- Born: December 24, 1876 Strasbourg, France
- Died: August 27, 1961 (aged 84) Paris XV°, France
- Citizenship: French
- Occupation: Sculptor

= Anna Bass =

French sculptor

Anna Bass (24 December 1876 – 27 August 1961) was a French sculptor born in Strasbourg.

At a special exhibition of Alsace artists at the Paris Salon in 1920, Bass exhibited one terracotta and two bronze sculptures. In 1927 her works were in the collections of the Luxembourg Gallery, Paris and the Strasbourg Museum.

==Biography==
A member of the Salon de la Société nationale des beaux-arts, the Salon des Tuileries, and the Salon d'Automne, she participated in the February 1937 Grande Exposition, Women Artists of Europe Exhibit at the Jeu de Paume. She also exhibited in numerous Parisian galleries.
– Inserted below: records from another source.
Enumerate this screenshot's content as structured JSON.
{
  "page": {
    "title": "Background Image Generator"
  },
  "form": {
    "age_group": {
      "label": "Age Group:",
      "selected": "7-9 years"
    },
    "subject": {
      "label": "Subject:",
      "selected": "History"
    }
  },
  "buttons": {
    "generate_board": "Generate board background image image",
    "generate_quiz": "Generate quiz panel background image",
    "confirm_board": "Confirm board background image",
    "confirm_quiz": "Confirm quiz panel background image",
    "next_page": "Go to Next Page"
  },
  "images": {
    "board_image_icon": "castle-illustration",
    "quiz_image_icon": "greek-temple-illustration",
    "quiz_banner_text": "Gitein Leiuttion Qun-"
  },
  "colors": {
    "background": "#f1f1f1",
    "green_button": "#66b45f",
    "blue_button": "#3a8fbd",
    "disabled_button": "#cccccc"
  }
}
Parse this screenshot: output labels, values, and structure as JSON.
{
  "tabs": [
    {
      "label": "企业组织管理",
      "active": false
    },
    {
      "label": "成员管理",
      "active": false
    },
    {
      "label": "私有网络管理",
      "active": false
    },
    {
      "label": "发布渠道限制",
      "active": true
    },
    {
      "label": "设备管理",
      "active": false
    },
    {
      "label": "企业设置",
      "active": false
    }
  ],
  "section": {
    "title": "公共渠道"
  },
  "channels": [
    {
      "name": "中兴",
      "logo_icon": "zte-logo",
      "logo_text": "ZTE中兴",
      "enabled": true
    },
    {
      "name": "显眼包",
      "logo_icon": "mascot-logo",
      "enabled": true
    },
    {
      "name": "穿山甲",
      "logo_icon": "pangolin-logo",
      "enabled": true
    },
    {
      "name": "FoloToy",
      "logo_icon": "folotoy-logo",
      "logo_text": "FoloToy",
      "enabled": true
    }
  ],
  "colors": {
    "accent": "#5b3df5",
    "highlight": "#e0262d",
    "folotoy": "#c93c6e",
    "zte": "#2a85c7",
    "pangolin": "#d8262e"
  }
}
His works are held, among other places, at the Georges Pompidou National Museum of Modern Art and the Petit Palais. According to Édouard-Joseph’s Biographical Dictionary of Contemporary Artists, they were once on display at the Musée du Luxembourg and the Museums of Fine Arts in Musée des Beaux-Arts de Strasbourg, as well as at the British Museum in London.

She participates in group exhibitions organized by the Society of Modern Women Artists (FAM), founded in 1931 by Marie-Anne Camax-Zoegger.

Anna Bass is a sculptor—her War Memorial in Bastelica is her best-known work—as well as a medalist and Engraving.